Reed burned plenty of bridges during a disastrous freshman year at Georgia. He alienated teammates and coaches alike with his me-first attitude and an assortment of alleged misdeeds he has declined to discuss. An arrest for underage drinking and possession of a fake I.D. hastened his departure. He transferred to Augusta State and eventually moved back in with his parents. He again had trouble fitting in, and at one point his teammates discussed voting him off the squad. “Patrick’s goal was to be the best player in the world—it’s all he talked about,” says Josh Gregory, Reed’s coach at Augusta State. “He was driven to win, but more than that, he was afraid to fail. Not everybody on the team had the same desire and, quite honestly, there were some rocky times.”
Yet Reed’s enduring legacy is that he carried the Jaguars to back-to-back national championships, going 3–0 in the match-play portion each time. In 2011 the Jaguars took down Georgia to win the title. A Bulldogs loyalist told ESPN.com that Reed’s triumph was the “death of karma.”

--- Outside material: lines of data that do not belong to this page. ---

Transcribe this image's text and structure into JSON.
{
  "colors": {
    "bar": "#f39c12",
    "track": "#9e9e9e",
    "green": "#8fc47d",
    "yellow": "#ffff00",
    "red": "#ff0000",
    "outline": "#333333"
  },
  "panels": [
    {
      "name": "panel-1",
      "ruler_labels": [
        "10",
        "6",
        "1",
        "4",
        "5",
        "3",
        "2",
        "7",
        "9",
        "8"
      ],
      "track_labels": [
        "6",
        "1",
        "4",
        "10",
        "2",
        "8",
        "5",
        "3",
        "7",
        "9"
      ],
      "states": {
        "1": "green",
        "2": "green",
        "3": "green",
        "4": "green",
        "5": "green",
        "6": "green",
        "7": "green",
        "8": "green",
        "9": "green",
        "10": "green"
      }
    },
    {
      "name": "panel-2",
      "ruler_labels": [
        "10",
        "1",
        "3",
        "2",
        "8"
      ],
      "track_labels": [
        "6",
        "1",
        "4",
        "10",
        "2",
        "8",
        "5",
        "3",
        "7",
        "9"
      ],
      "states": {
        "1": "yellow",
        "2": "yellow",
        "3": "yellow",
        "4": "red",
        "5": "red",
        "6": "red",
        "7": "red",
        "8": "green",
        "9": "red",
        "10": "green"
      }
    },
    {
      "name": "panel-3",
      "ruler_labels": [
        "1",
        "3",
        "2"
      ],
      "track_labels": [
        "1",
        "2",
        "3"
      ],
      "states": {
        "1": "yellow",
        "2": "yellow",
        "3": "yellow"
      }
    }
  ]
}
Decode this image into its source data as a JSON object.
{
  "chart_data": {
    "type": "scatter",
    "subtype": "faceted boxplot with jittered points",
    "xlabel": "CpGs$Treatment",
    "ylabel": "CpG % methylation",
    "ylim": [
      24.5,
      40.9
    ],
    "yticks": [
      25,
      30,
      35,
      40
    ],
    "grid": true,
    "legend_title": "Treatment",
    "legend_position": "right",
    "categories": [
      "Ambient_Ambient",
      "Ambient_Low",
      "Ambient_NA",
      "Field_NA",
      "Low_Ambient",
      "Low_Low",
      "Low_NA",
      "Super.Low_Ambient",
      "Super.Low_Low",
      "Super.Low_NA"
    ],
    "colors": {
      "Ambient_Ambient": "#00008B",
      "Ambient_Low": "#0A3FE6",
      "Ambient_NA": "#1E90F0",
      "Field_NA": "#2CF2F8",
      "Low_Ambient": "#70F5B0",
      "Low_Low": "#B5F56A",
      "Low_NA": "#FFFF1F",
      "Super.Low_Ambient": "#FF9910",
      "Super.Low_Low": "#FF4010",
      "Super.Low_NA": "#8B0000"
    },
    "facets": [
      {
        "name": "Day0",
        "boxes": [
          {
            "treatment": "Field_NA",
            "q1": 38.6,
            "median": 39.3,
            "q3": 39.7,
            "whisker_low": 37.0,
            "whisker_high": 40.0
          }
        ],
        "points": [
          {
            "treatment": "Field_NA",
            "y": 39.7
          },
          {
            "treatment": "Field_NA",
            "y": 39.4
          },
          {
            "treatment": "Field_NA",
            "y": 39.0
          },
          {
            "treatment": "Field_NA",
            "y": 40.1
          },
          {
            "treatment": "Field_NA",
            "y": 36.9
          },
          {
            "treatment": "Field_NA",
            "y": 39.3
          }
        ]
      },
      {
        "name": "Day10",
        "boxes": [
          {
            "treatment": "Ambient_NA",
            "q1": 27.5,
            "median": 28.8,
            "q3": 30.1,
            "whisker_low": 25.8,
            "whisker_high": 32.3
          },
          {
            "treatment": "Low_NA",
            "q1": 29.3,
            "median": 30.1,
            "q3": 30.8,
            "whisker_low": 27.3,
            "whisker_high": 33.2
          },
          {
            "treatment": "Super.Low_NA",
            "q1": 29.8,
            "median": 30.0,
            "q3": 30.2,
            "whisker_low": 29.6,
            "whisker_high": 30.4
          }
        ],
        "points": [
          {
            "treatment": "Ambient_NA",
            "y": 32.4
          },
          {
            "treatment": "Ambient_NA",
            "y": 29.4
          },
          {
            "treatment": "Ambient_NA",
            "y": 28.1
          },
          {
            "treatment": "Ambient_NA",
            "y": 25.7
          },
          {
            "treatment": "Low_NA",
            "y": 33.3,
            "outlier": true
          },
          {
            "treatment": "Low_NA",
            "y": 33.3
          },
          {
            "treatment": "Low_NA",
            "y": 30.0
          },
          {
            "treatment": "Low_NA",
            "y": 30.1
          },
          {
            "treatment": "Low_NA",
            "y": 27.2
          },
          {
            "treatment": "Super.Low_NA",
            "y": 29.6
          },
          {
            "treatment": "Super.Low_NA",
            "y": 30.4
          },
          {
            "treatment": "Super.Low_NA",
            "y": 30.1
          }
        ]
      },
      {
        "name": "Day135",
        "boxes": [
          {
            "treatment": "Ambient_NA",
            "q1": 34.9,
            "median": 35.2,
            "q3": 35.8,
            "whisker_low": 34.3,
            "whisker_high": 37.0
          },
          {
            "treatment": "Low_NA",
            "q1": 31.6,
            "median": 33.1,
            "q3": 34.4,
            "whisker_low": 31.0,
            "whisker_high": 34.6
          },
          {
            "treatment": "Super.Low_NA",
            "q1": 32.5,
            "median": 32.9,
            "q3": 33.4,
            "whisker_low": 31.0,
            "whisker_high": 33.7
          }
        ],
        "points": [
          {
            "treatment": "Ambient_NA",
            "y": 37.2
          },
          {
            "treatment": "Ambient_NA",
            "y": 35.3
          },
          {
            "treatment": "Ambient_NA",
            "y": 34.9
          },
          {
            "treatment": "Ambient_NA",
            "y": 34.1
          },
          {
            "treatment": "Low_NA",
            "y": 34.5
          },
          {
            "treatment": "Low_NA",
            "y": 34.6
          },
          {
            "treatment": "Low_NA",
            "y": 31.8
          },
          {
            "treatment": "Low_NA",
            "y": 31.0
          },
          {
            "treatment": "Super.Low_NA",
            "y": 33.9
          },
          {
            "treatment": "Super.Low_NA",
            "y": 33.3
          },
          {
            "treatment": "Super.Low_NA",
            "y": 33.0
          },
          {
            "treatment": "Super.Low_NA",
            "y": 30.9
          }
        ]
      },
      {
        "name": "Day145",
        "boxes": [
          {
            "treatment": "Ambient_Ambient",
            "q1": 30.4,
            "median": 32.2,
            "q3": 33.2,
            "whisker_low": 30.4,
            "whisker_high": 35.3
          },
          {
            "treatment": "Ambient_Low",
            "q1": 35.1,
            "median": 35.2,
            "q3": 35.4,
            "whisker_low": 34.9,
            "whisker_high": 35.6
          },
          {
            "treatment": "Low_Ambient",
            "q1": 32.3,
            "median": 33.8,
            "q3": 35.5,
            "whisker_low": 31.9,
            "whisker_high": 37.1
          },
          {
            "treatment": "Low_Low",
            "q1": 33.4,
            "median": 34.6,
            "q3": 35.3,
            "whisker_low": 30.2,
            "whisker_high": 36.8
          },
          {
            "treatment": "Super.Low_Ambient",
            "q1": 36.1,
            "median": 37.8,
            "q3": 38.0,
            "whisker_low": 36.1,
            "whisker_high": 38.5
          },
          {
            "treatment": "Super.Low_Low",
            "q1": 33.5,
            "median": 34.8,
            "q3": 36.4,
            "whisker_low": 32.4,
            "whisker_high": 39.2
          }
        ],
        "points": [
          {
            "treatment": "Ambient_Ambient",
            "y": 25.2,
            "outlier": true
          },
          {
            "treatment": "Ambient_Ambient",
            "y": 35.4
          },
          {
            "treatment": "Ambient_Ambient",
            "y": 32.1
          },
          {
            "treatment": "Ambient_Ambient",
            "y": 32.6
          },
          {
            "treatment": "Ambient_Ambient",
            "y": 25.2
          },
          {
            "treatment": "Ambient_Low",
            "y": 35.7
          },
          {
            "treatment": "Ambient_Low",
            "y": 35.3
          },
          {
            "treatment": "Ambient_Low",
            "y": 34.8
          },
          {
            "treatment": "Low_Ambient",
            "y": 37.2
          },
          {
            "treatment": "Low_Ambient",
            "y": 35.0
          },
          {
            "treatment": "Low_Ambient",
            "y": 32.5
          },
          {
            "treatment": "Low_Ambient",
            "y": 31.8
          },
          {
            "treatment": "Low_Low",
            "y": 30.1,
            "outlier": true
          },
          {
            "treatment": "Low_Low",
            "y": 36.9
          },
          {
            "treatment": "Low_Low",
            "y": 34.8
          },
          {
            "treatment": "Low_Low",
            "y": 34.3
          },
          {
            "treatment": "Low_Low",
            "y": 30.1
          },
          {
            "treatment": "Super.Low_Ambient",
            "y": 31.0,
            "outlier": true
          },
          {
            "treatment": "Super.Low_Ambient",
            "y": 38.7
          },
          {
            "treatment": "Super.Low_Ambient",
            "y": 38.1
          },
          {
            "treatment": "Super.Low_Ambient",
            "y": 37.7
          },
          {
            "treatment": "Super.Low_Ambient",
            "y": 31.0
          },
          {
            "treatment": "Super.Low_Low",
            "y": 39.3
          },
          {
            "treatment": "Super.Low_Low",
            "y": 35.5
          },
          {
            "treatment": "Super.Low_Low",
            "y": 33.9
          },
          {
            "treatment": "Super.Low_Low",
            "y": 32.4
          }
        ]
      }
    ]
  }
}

It was at Augusta State that Reed began dating Justine, who is four years older. By the time he turned pro, in June 2011, she had completed two undergraduate degrees and was working as a nurse, but Justine couldn’t resist the siren song of competition. At Klein Forest High in Houston she had been a standout swimmer and soccer player, and she turned out to be a natural as a caddie. “She helped me so much,” says Patrick. “When the gun goes off, I want to fire at every flag and try to birdie every hole, but she’s very poised, and she would get me to slow down and think things through.”
After bombing out at Q school in late 2011, Reed decided to try to play his way onto the Tour through Monday qualifying, the Darwinian shootouts in which up to 100 players gun for four spots, with a 65 or lower usually required to land one of them. It is here that Reed forged more heavy mettle. “You have to be superaggressive and play with no fear,” he says. “You really learn to trust in yourself.”
Reed successfully Mondayed six out of eight times. “That’s unheard of,” says Kirk. “You take a really good player, and if he plays well and has some luck, maybe he makes it through two out of eight.”
At the 2013 Wyndham Championship, Reed played his way into a playoff against amateur-days rival Jordan Spieth, a hotshot rookie being touted as the future of U.S. golf. On the second extra hole Reed lost his drive into the trees. With a hook stance, he played a low, screaming cut under the branches, over a bunker and to within seven feet of the hole. It might have been the shot of the year on Tour, and Reed brushed in the putt to vanquish Spieth. He hasn’t stopped winning since.
As Reed has backed up his big talk, his colleagues have grudgingly begun to accept him; even feelings about his notorious top five comment have softened. Says Matt Kuchar, “A lot of guys out here might think that, but he’s the only one with the guts to say it. Good for him.”
The natural progression for Reed is to begin contending at the major championships. Augusta National is a particularly good fit, given that he’s a streaky-good putter and his high draw is the ideal ball flight. To win down the street from his college stomping grounds would be a storybook accomplishment, notwithstanding the complications of having his estranged parents in town.
Justine is looking forward to her husband’s considerable achievements being celebrated without the shadows of the past. “He didn’t grow up at a fancy country club. He was a Monday qualifier who’s had to fight for everything he’s ever gotten,” she says. “Why can’t we have that fairy tale too?”
A good fairy tale needs a hero and a villain. What makes Reed so compelling is that he’s perfect for either role.